- Date: 5–10 September
- Edition: 19th
- Surface: Clay
- Location: Seville, Spain

Champions

Singles
- Casper Ruud

Doubles
- Íñigo Cervantes / Oriol Roca Batalla
| Copa Sevilla |

= 2016 Copa Sevilla =

The 2016 Copa Sevilla was a professional tennis tournament played on clay courts. It was the 19th edition of the tournament which was part of the 2016 ATP Challenger Tour. It took place in Seville, Spain between 5 and 10 September 2016.

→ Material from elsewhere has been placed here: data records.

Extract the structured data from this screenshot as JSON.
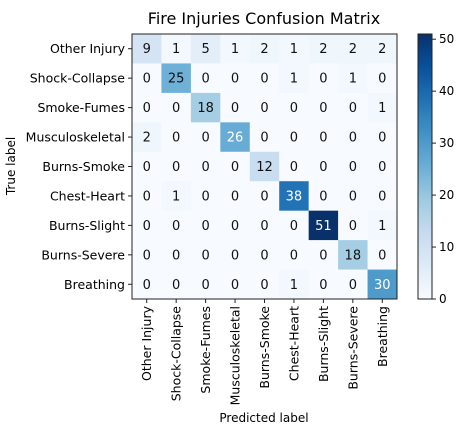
{
  "chart_data": {
    "type": "heatmap",
    "title": "Fire Injuries Confusion Matrix",
    "xlabel": "Predicted label",
    "ylabel": "True label",
    "x_categories": [
      "Other Injury",
      "Shock-Collapse",
      "Smoke-Fumes",
      "Musculoskeletal",
      "Burns-Smoke",
      "Chest-Heart",
      "Burns-Slight",
      "Burns-Severe",
      "Breathing"
    ],
    "y_categories": [
      "Other Injury",
      "Shock-Collapse",
      "Smoke-Fumes",
      "Musculoskeletal",
      "Burns-Smoke",
      "Chest-Heart",
      "Burns-Slight",
      "Burns-Severe",
      "Breathing"
    ],
    "values": [
      [
        9,
        1,
        5,
        1,
        2,
        1,
        2,
        2,
        2
      ],
      [
        0,
        25,
        0,
        0,
        0,
        1,
        0,
        1,
        0
      ],
      [
        0,
        0,
        18,
        0,
        0,
        0,
        0,
        0,
        1
      ],
      [
        2,
        0,
        0,
        26,
        0,
        0,
        0,
        0,
        0
      ],
      [
        0,
        0,
        0,
        0,
        12,
        0,
        0,
        0,
        0
      ],
      [
        0,
        1,
        0,
        0,
        0,
        38,
        0,
        0,
        0
      ],
      [
        0,
        0,
        0,
        0,
        0,
        0,
        51,
        0,
        1
      ],
      [
        0,
        0,
        0,
        0,
        0,
        0,
        0,
        18,
        0
      ],
      [
        0,
        0,
        0,
        0,
        0,
        1,
        0,
        0,
        30
      ]
    ],
    "colormap": "Blues",
    "colorbar": {
      "range": [
        0,
        51
      ],
      "ticks": [
        0,
        10,
        20,
        30,
        40,
        50
      ]
    },
    "grid": false
  }
}
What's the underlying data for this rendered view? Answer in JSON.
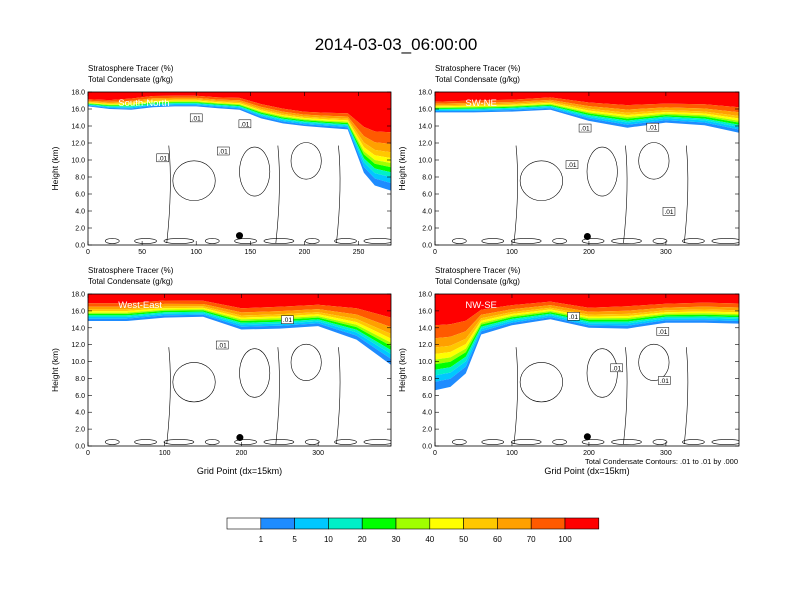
{
  "title": "2014-03-03_06:00:00",
  "colors": {
    "levels": [
      "#ffffff",
      "#1e8cff",
      "#00c8ff",
      "#00f0c8",
      "#00ff00",
      "#a0ff00",
      "#ffff00",
      "#ffc800",
      "#ffa000",
      "#ff5a00",
      "#ff0000"
    ]
  },
  "colorbar": {
    "labels": [
      "1",
      "5",
      "10",
      "20",
      "30",
      "40",
      "50",
      "60",
      "70",
      "100"
    ]
  },
  "footnote": "Total Condensate Contours: .01 to .01 by .000",
  "chart_data": [
    {
      "type": "heatmap",
      "label": "South-North",
      "title_line1": "Stratosphere Tracer   (%)",
      "title_line2": "Total Condensate   (g/kg)",
      "ylabel": "Height (km)",
      "xlabel": "",
      "ylim": [
        0,
        18
      ],
      "xlim": [
        0,
        280
      ],
      "yticks": [
        "0.0",
        "2.0",
        "4.0",
        "6.0",
        "8.0",
        "10.0",
        "12.0",
        "14.0",
        "16.0",
        "18.0"
      ],
      "xticks": [
        {
          "v": 0,
          "t": "0"
        },
        {
          "v": 50,
          "t": "50"
        },
        {
          "v": 100,
          "t": "100"
        },
        {
          "v": 150,
          "t": "150"
        },
        {
          "v": 200,
          "t": "200"
        },
        {
          "v": 250,
          "t": "250"
        }
      ],
      "contour_labels": [
        {
          "x": 145,
          "y": 14.2,
          "t": ".01"
        },
        {
          "x": 100,
          "y": 14.9,
          "t": ".01"
        },
        {
          "x": 125,
          "y": 11.0,
          "t": ".01"
        },
        {
          "x": 69,
          "y": 10.2,
          "t": ".01"
        }
      ],
      "marker": {
        "x": 140,
        "y": 1.1
      },
      "fill": [
        [
          0,
          16.3,
          16.3
        ],
        [
          20,
          16.3,
          16.0
        ],
        [
          40,
          16.6,
          15.9
        ],
        [
          60,
          16.9,
          16.2
        ],
        [
          80,
          16.9,
          16.3
        ],
        [
          100,
          16.9,
          16.3
        ],
        [
          120,
          16.7,
          16.1
        ],
        [
          140,
          16.7,
          15.9
        ],
        [
          160,
          16.1,
          14.9
        ],
        [
          180,
          15.6,
          14.3
        ],
        [
          200,
          15.2,
          14.0
        ],
        [
          220,
          15.1,
          13.8
        ],
        [
          240,
          15.1,
          13.6
        ],
        [
          255,
          15.0,
          8.5
        ],
        [
          265,
          14.9,
          7.0
        ],
        [
          280,
          15.0,
          6.4
        ]
      ]
    },
    {
      "type": "heatmap",
      "label": "SW-NE",
      "title_line1": "Stratosphere Tracer   (%)",
      "title_line2": "Total Condensate   (g/kg)",
      "ylabel": "Height (km)",
      "xlabel": "",
      "ylim": [
        0,
        18
      ],
      "xlim": [
        0,
        395
      ],
      "yticks": [
        "0.0",
        "2.0",
        "4.0",
        "6.0",
        "8.0",
        "10.0",
        "12.0",
        "14.0",
        "16.0",
        "18.0"
      ],
      "xticks": [
        {
          "v": 0,
          "t": "0"
        },
        {
          "v": 100,
          "t": "100"
        },
        {
          "v": 200,
          "t": "200"
        },
        {
          "v": 300,
          "t": "300"
        }
      ],
      "contour_labels": [
        {
          "x": 195,
          "y": 13.7,
          "t": ".01"
        },
        {
          "x": 283,
          "y": 13.8,
          "t": ".01"
        },
        {
          "x": 178,
          "y": 9.4,
          "t": ".01"
        },
        {
          "x": 304,
          "y": 3.9,
          "t": ".01"
        }
      ],
      "marker": {
        "x": 198,
        "y": 1.0
      },
      "fill": [
        [
          0,
          16.2,
          15.6
        ],
        [
          50,
          16.4,
          15.6
        ],
        [
          100,
          16.5,
          15.7
        ],
        [
          150,
          16.8,
          15.9
        ],
        [
          200,
          16.5,
          14.6
        ],
        [
          250,
          16.4,
          13.8
        ],
        [
          300,
          16.4,
          14.4
        ],
        [
          350,
          16.4,
          14.1
        ],
        [
          395,
          16.3,
          13.2
        ]
      ]
    },
    {
      "type": "heatmap",
      "label": "West-East",
      "title_line1": "Stratosphere Tracer   (%)",
      "title_line2": "Total Condensate   (g/kg)",
      "ylabel": "Height (km)",
      "xlabel": "Grid Point (dx=15km)",
      "ylim": [
        0,
        18
      ],
      "xlim": [
        0,
        395
      ],
      "yticks": [
        "0.0",
        "2.0",
        "4.0",
        "6.0",
        "8.0",
        "10.0",
        "12.0",
        "14.0",
        "16.0",
        "18.0"
      ],
      "xticks": [
        {
          "v": 0,
          "t": "0"
        },
        {
          "v": 100,
          "t": "100"
        },
        {
          "v": 200,
          "t": "200"
        },
        {
          "v": 300,
          "t": "300"
        }
      ],
      "contour_labels": [
        {
          "x": 260,
          "y": 14.9,
          "t": ".01"
        },
        {
          "x": 175,
          "y": 11.9,
          "t": ".01"
        }
      ],
      "marker": {
        "x": 198,
        "y": 1.0
      },
      "fill": [
        [
          0,
          16.6,
          14.8
        ],
        [
          50,
          16.6,
          14.8
        ],
        [
          100,
          16.9,
          15.2
        ],
        [
          150,
          16.8,
          15.3
        ],
        [
          200,
          16.2,
          13.8
        ],
        [
          250,
          16.4,
          13.9
        ],
        [
          300,
          16.6,
          14.2
        ],
        [
          350,
          16.7,
          12.6
        ],
        [
          395,
          16.4,
          9.6
        ]
      ]
    },
    {
      "type": "heatmap",
      "label": "NW-SE",
      "title_line1": "Stratosphere Tracer   (%)",
      "title_line2": "Total Condensate   (g/kg)",
      "ylabel": "Height (km)",
      "xlabel": "Grid Point (dx=15km)",
      "ylim": [
        0,
        18
      ],
      "xlim": [
        0,
        395
      ],
      "yticks": [
        "0.0",
        "2.0",
        "4.0",
        "6.0",
        "8.0",
        "10.0",
        "12.0",
        "14.0",
        "16.0",
        "18.0"
      ],
      "xticks": [
        {
          "v": 0,
          "t": "0"
        },
        {
          "v": 100,
          "t": "100"
        },
        {
          "v": 200,
          "t": "200"
        },
        {
          "v": 300,
          "t": "300"
        }
      ],
      "contour_labels": [
        {
          "x": 180,
          "y": 15.3,
          "t": ".01"
        },
        {
          "x": 296,
          "y": 13.5,
          "t": ".01"
        },
        {
          "x": 236,
          "y": 9.2,
          "t": ".01"
        },
        {
          "x": 298,
          "y": 7.7,
          "t": ".01"
        }
      ],
      "marker": {
        "x": 198,
        "y": 1.1
      },
      "fill": [
        [
          0,
          16.4,
          6.6
        ],
        [
          20,
          16.4,
          7.0
        ],
        [
          40,
          16.3,
          8.6
        ],
        [
          60,
          16.2,
          13.2
        ],
        [
          100,
          16.5,
          14.3
        ],
        [
          150,
          16.8,
          15.0
        ],
        [
          200,
          16.2,
          14.0
        ],
        [
          250,
          16.5,
          13.9
        ],
        [
          300,
          16.6,
          14.6
        ],
        [
          350,
          16.8,
          14.6
        ],
        [
          395,
          16.7,
          14.5
        ]
      ]
    }
  ]
}
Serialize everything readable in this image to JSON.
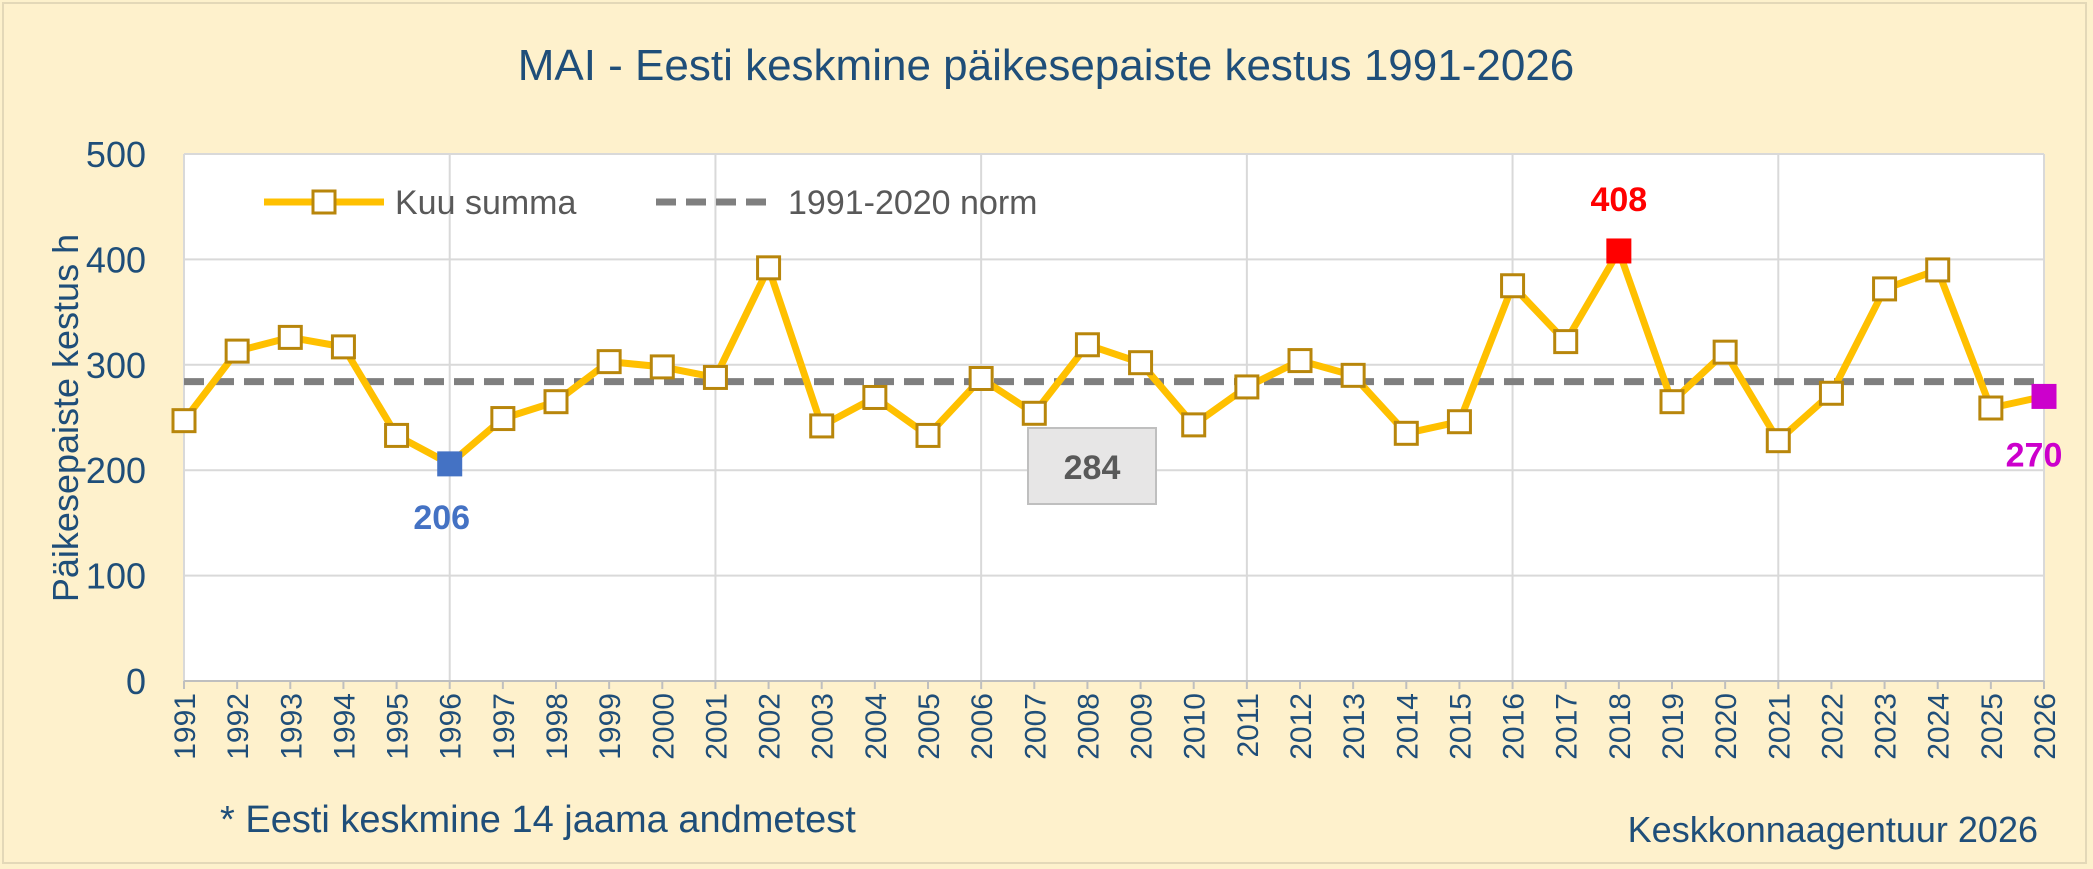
{
  "chart_data": {
    "type": "line",
    "title": "MAI - Eesti keskmine päikesepaiste kestus 1991-2026",
    "ylabel": "Päikesepaiste kestus h",
    "xlabel": "",
    "ylim": [
      0,
      500
    ],
    "yticks": [
      "0",
      "100",
      "200",
      "300",
      "400",
      "500"
    ],
    "grid": true,
    "legend_position": "top-left",
    "x": [
      "1991",
      "1992",
      "1993",
      "1994",
      "1995",
      "1996",
      "1997",
      "1998",
      "1999",
      "2000",
      "2001",
      "2002",
      "2003",
      "2004",
      "2005",
      "2006",
      "2007",
      "2008",
      "2009",
      "2010",
      "2011",
      "2012",
      "2013",
      "2014",
      "2015",
      "2016",
      "2017",
      "2018",
      "2019",
      "2020",
      "2021",
      "2022",
      "2023",
      "2024",
      "2025",
      "2026"
    ],
    "series": [
      {
        "name": "Kuu summa",
        "color": "#ffc000",
        "marker_edge": "#b8860b",
        "values": [
          247,
          313,
          326,
          317,
          233,
          206,
          249,
          265,
          303,
          298,
          288,
          392,
          242,
          269,
          233,
          287,
          254,
          319,
          302,
          243,
          279,
          304,
          290,
          235,
          246,
          375,
          322,
          408,
          265,
          312,
          228,
          273,
          372,
          390,
          259,
          270
        ]
      },
      {
        "name": "1991-2020 norm",
        "color": "#7f7f7f",
        "value": 284
      }
    ],
    "annotations": [
      {
        "x": "1996",
        "value": 206,
        "text": "206",
        "color": "#4472c4"
      },
      {
        "x": "2018",
        "value": 408,
        "text": "408",
        "color": "#ff0000"
      },
      {
        "x": "2026",
        "value": 270,
        "text": "270",
        "color": "#cc00cc"
      },
      {
        "text": "284",
        "color": "#595959",
        "kind": "norm-box"
      }
    ]
  },
  "footnote": "* Eesti keskmine 14 jaama andmetest",
  "source": "Keskkonnaagentuur 2026"
}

==Singles main-draw entrants==

===Seeds===

| Country | Player | Rank^{1} | Seed |
|---|---|---|---|
| ESP | Íñigo Cervantes | 75 | 1 |
| AUT | Gerald Melzer | 88 | 2 |
| JPN | Taro Daniel | 101 | 3 |
| ESP | Daniel Gimeno Traver | 118 | 4 |
| SVK | Andrej Martin | 124 | 5 |
| BEL | Arthur De Greef | 138 | 6 |
| ESP | Rubén Ramírez Hidalgo | 148 | 7 |
| ESP | Enrique López Pérez | 177 | 8 |

- ^{1} Rankings are as of August 29, 2016.

===Other entrants===
The following players received wildcards into the singles main draw:
- ESP Pedro Martínez
- ESP Ricardo Ojeda Lara
- ESP Carlos Taberner
- ESP Pablo Andújar

The following player received entry into the singles main draw with a protected ranking:
- BRA Fabiano de Paula

The following players received entry from the qualifying draw:
- ESP Pol Toledo Bagué
- AUS Christopher O'Connell
- CHI Bastián Malla
- NOR Casper Ruud

The following player entered as a lucky loser:
- ESP Roberto Ortega-Olmedo

==Champions==

===Singles===

- NOR Casper Ruud def. JPN Taro Daniel, 6–3, 6–4.

===Doubles===

- ESP Íñigo Cervantes / ESP Oriol Roca Batalla def. URU Ariel Behar / ESP Enrique López Pérez, 6–2, 6–5 RET.